As U.S. EPA prepares to release its proposed replacement for a President George W. Bush-era air-pollution rule, Eastern states are pushing for legislation that would impose a tighter cap on smog-forming nitrogen oxide (NOx) pollution from power plants.
The Clean Air Interstate Rule (CAIR), which created a cap-and-trade program for NOx and sulfur dioxide (SO2) emissions in the eastern United States, was tossed out by a federal appeals court in 2008. With a proposed replacement expected within days, the Senate Environment and Public Works Committee could soon mark up a bill that aims to make emissions limits stick.
The bill, S. 2995 -- introduced by Sens. Tom Carper (D-Del.) and Lamar Alexander (R-Tenn.) -- seeks an 80 percent reduction in power plants' S02 emissions by 2018, a 50 percent reduction in NOx emissions by 2015 and a 90 percent cut in mercury emissions by 2015.
EPA plans to release a proposed rule by the end of June, according to an online database that tracks agency rulemaking. The proposal will be accompanied by a report modeling the Carper-Alexander bill, which was promised a markup by Environment and Public Works Chairwoman Barbara Boxer (D-Calif.) earlier this year (E&ENews PM, April 20).
Seeking an amendment to the Carper-Alexander bill, state environmental officials are pushing committee members for a tighter NOx cap, arguing that states will not otherwise be able to meet stricter ground-level ozone standards slated to be finalized by EPA this summer.
Stricter limits would require additional efforts by coal plants, sparing states from cracking down on other sources that are "far less able to reach those emissions reductions," said Bill Becker, executive director of the National Association of Clean Air Agencies.
"If we don't meet our ozone standard, not only do people continue to get sick, but states get punished. That's why we are seeking the most cost-effective emissions reductions first," Becker said.
The CAIR replacement under consideration by EPA, known as the "transport" rule, is largely intended to address pollution problems created when emissions from Midwestern coal plants are carried by air currents to the Northeast.
Carper, chairman of EPW's Clean Air Subcommittee and a longtime proponent of multipollutant legislation, has said he crafted his legislation with the intention of avoiding the sort of court battles that followed the creation of the Bush-era CAIR program.

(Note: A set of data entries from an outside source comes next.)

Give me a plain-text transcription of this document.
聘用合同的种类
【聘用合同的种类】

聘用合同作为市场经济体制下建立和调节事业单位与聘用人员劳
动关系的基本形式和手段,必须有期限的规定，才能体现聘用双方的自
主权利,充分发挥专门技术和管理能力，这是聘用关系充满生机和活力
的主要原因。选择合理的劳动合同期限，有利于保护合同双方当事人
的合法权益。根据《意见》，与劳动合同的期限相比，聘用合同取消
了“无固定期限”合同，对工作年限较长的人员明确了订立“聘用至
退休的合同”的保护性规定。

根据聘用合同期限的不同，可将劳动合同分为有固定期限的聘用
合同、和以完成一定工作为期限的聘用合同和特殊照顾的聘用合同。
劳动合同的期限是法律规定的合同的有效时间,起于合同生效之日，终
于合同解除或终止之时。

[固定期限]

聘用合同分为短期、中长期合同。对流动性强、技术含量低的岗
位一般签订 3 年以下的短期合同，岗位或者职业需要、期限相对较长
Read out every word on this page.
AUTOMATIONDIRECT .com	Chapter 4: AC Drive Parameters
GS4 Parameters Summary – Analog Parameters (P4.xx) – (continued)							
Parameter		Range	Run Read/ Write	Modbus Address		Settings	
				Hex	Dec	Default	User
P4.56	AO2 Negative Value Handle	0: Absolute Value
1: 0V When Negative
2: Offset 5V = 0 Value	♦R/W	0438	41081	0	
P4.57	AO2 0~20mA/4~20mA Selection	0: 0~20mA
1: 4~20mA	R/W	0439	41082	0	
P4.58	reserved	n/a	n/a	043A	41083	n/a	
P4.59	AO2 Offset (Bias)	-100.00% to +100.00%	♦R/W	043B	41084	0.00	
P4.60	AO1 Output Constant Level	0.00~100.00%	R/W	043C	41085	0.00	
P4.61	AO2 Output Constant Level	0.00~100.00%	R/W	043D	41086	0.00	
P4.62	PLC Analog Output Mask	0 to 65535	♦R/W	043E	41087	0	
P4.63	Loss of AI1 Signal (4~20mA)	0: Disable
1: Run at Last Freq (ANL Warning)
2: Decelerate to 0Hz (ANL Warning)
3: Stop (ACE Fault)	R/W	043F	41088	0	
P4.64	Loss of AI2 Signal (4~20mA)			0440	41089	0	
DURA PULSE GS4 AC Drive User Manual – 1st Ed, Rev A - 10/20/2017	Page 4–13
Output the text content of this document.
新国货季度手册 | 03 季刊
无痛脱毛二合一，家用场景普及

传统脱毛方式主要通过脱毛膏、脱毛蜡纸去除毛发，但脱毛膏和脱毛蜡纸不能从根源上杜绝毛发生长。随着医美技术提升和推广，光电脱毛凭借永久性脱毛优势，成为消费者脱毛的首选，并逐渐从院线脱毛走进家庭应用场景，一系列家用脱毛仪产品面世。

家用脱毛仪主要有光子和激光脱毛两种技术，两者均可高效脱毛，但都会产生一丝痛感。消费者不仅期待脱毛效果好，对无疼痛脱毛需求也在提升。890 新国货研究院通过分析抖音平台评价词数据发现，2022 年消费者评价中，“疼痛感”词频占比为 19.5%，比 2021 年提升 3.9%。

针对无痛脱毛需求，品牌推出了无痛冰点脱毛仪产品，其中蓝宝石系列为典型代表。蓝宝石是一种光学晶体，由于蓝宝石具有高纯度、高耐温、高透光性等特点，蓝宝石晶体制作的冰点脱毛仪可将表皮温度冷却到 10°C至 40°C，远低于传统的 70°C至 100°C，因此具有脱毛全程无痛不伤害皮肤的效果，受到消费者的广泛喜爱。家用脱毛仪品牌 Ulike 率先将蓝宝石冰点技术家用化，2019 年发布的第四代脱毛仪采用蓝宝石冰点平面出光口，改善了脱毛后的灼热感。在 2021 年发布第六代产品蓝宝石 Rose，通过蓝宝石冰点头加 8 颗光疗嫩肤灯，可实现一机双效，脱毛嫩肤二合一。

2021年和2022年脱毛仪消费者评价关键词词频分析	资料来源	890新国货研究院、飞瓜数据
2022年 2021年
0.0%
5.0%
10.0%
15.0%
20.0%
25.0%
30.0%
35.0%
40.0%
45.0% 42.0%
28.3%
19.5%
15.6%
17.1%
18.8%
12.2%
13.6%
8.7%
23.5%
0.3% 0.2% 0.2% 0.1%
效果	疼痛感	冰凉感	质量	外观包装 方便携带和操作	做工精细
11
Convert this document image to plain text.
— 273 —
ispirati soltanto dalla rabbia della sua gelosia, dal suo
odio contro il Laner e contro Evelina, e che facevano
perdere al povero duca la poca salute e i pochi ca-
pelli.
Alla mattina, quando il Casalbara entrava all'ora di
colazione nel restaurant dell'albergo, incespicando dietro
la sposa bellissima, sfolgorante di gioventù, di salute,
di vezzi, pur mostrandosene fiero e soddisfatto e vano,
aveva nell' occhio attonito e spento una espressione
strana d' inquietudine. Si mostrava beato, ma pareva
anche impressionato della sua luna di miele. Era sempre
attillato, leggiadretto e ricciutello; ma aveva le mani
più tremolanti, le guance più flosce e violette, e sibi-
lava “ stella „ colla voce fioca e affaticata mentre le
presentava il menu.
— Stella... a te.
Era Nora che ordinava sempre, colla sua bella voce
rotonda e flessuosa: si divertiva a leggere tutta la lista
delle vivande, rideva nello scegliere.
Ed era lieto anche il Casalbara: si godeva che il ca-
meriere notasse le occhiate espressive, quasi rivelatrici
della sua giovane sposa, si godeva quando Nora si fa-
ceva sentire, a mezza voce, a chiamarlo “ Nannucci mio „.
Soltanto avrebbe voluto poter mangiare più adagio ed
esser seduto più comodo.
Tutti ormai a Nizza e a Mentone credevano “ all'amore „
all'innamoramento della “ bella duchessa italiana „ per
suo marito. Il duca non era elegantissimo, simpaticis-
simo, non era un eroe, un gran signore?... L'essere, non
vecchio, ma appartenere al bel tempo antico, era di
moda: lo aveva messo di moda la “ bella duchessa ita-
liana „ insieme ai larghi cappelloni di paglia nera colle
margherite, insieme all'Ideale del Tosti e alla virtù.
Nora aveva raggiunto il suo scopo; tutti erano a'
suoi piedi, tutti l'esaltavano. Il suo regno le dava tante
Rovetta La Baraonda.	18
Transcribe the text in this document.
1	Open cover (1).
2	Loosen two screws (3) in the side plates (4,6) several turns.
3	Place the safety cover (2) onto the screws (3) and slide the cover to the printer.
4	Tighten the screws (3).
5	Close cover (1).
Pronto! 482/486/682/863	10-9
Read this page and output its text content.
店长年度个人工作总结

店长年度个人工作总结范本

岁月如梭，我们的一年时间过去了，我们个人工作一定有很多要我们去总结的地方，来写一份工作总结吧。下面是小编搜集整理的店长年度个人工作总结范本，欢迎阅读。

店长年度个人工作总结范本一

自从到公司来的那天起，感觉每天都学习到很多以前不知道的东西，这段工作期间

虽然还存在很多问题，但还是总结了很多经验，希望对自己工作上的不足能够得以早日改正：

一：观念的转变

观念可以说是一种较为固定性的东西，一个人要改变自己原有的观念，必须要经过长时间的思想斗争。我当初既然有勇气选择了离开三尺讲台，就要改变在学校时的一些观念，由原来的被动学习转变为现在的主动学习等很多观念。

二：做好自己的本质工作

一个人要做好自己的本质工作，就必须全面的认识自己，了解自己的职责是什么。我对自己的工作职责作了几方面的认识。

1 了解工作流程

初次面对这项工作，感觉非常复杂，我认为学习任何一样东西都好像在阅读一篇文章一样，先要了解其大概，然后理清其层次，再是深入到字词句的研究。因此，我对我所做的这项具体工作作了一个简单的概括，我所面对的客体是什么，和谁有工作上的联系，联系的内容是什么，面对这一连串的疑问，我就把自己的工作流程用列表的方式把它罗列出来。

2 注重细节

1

Challenged in court by North Carolina and several industry groups, the program was struck down by a three-judge panel of the U.S. Circuit Court of Appeals for the District of Columbia. In an unusually blunt decision, the judges described the agency's rulemaking as "fundamentally flawed," saying that "no amount of tinkering with the rule or revising of the explanations will transform CAIR, as written, into an acceptable rule."
The agency "must redo its analysis from the ground up," they wrote. "The trading program is unlawful, because it does not connect states' emissions reductions to any measure of their own significant contributions."
How far should legislation go?
The court decided later to leave CAIR in place so EPA would have time to craft a replacement. Industry groups, clean air advocates and lawmakers generally agree that congressional action will be necessary to provide a measure of certainty for the next wave of emissions reductions, but the question that divides them is how far to go.
Under the Carper-Alexander legislation, the country would be divided into two regions: Region 1, which would include 32 Eastern states and the District of Columbia, and Region 2, which would include the remaining 16 states in the continental United States.
The proposed legislation would impose a cap of 1.3 million tons of NOx per year on Region 1, starting in 2014. But states that typically bear the brunt of errant emissions, such as New York and Maryland, want that limit reduced to 900,000 tons.
With the committee rumored to be striking a tentative compromise around 1.1 million tons, "EPA's regulatory program is looking better and better," Becker said.
During a June 11 briefing, state environmental officials told committee staff that NOx emissions reductions at coal plants cost $700 per ton on average -- a fraction of the cost of reductions at other facilities.
"Based on our earlier experiences implementing regional programs to reduce NOx and SO2 from electric generating units ... there is no other program that is more important to our efforts to protect public health than the next round of large reductions at power plants," Maryland Environment Secretary Shari Wilson wrote in a recent letter to Sen. Ben Cardin (D-Md.), a member of the committee.
Pete Grannis, commissioner of the New York Department of Environmental Conservation, wrote a similar letter to Sen. Kirsten Gillibrand (D-N.Y.), another committee member.
Concerns about the bill's emissions reductions have been raised by Sen. George Voinovich (R-Ohio) and Sen. James Inhofe (R-Okla.), the ranking member of the EPW Committee. Jeff Holmstead, who crafted CAIR as EPA's air chief under Bush, said earlier this year that making the NOx limits more stringent would make compliance difficult for utilities.
"I'm just not sure that it's possible if you want to keep the lights on," said Holmstead, now an industry lobbyist at Bracewell & Giuliani LLP (E&E Daily, March 1).